| ISOLEMENT, subst. masc. Action d'isoler, de s'isoler; fait d'être isolé; état de celui, de ce qui est isolé. A. − [Correspond à isoler I A, II A] 1. a) [En parlant d'un être vivant, gén. d'une pers. ou d'une collectivité] Jamais il ne s'était trouvé seul, et l'isolement lui semblait insupportable (Maupass., Contes et nouv., t. 1, Hautot, 1889, p. 268).On n'échappe à son milieu que par l'isolement ou par la fuite (Carrel, L'Homme,1935, p. 182): 1. J'aime l'isolement, non la solitude. Il me plaît d'entendre aller et venir autour de moi alors que je suis seul dans la pièce où j'écris, mais une maison vide me cause toujours un certain malaise.

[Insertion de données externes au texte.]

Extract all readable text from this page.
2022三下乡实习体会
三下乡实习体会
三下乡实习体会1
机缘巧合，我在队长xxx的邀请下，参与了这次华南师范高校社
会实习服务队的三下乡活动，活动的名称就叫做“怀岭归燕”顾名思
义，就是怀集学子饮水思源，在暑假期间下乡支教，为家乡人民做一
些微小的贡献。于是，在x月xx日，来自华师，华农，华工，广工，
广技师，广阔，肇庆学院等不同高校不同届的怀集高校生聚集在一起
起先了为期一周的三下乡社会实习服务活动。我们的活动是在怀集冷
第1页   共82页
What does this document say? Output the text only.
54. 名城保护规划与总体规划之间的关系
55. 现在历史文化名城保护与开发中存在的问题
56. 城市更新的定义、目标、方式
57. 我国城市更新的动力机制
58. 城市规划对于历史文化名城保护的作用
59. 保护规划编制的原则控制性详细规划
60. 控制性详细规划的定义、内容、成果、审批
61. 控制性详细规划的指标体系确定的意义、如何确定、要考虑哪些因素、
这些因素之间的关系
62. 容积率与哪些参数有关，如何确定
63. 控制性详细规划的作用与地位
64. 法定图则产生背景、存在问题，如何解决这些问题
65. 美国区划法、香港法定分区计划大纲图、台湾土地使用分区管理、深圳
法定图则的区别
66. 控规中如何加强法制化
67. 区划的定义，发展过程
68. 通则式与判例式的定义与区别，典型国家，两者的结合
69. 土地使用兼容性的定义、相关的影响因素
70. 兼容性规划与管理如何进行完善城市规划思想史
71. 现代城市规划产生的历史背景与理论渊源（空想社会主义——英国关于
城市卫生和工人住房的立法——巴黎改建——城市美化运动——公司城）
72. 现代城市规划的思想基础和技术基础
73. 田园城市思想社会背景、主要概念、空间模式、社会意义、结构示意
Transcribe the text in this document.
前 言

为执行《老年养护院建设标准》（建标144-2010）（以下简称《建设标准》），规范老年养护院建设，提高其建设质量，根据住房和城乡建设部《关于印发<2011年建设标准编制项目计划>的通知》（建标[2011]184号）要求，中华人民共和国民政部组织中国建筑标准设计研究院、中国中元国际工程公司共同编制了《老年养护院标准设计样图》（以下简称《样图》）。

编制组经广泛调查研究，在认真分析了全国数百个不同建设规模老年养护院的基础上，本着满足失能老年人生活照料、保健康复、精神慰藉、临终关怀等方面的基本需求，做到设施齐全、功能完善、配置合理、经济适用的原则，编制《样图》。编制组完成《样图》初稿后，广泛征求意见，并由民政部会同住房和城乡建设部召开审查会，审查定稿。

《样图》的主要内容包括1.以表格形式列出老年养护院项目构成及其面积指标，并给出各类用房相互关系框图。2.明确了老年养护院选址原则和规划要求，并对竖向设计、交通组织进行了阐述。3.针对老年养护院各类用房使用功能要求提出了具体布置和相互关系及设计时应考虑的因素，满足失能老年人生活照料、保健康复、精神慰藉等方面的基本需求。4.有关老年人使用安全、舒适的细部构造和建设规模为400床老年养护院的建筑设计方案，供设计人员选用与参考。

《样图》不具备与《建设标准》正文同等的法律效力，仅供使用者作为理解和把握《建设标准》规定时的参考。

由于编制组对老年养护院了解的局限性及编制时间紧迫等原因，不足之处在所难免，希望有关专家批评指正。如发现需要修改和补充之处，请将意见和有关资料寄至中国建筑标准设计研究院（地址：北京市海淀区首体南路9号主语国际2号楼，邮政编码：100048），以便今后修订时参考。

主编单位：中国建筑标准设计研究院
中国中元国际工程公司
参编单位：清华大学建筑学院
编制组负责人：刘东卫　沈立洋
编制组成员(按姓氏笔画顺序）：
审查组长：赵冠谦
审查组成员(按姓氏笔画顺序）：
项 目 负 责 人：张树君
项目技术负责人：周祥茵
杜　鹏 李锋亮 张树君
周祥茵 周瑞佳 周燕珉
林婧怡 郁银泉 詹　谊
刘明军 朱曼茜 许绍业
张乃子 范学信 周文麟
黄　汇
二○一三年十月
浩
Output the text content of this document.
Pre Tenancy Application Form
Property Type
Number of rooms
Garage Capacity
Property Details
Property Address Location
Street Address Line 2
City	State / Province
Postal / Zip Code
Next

Green, Journal,1954, p. 260. − Isolement + adj. ♦ [L'adj. exprime une qualité] Isolement absolu, complet, cruel, majestueux, pathétique, relatif, volontaire; isolement millénaire (d'un pays). Non, jamais encore jusqu'à son arrivée à Bâle, lui, le solitaire, il ne s'est senti aussi définitivement seul. Et, cet isolement total, il en savoure avec ivresse la dignité, la puissance (Martin du G., Thib., Été 14, 1936, p. 706): 2. ... bien que chacun des ministres membres des Conseils ne soit responsable que devant le Parlement de son pays, il ne s'ensuit nullement que les Conseils, comme tels, aient l'intention de s'enfermer dans un splendide isolement qui ne conviendrait ni à leur véritable mission, ni à l'intérêt des communautés...
Ginestet, Ass. parlem. europ.,1959, p. 68. ♦ [L'adj. exprime une relation] Isolement géographique, matériel, spirituel. De même que l'autonomie d'un organisme équivaut pour celui-ci à un arrêt de mort, de même l'isolement moral d'une collectivité humaine est le départ d'une agonie certaine (Aymé, Puits,1932, p. 121).Il faut porter une attention spéciale à la maladie du scrupule, qui naît de l'isolement autiste, quand il n'arrive pas à vaincre entièrement le goût du réel (Mounier, Traité caract.,1946, p. 694): 3. Mary, compagne non mariée, souffrait d'un isolement mondain presque complet et pensait qu'à l'étranger, son aventure étant moins connue, elle aurait plus de chances de retrouver des amies.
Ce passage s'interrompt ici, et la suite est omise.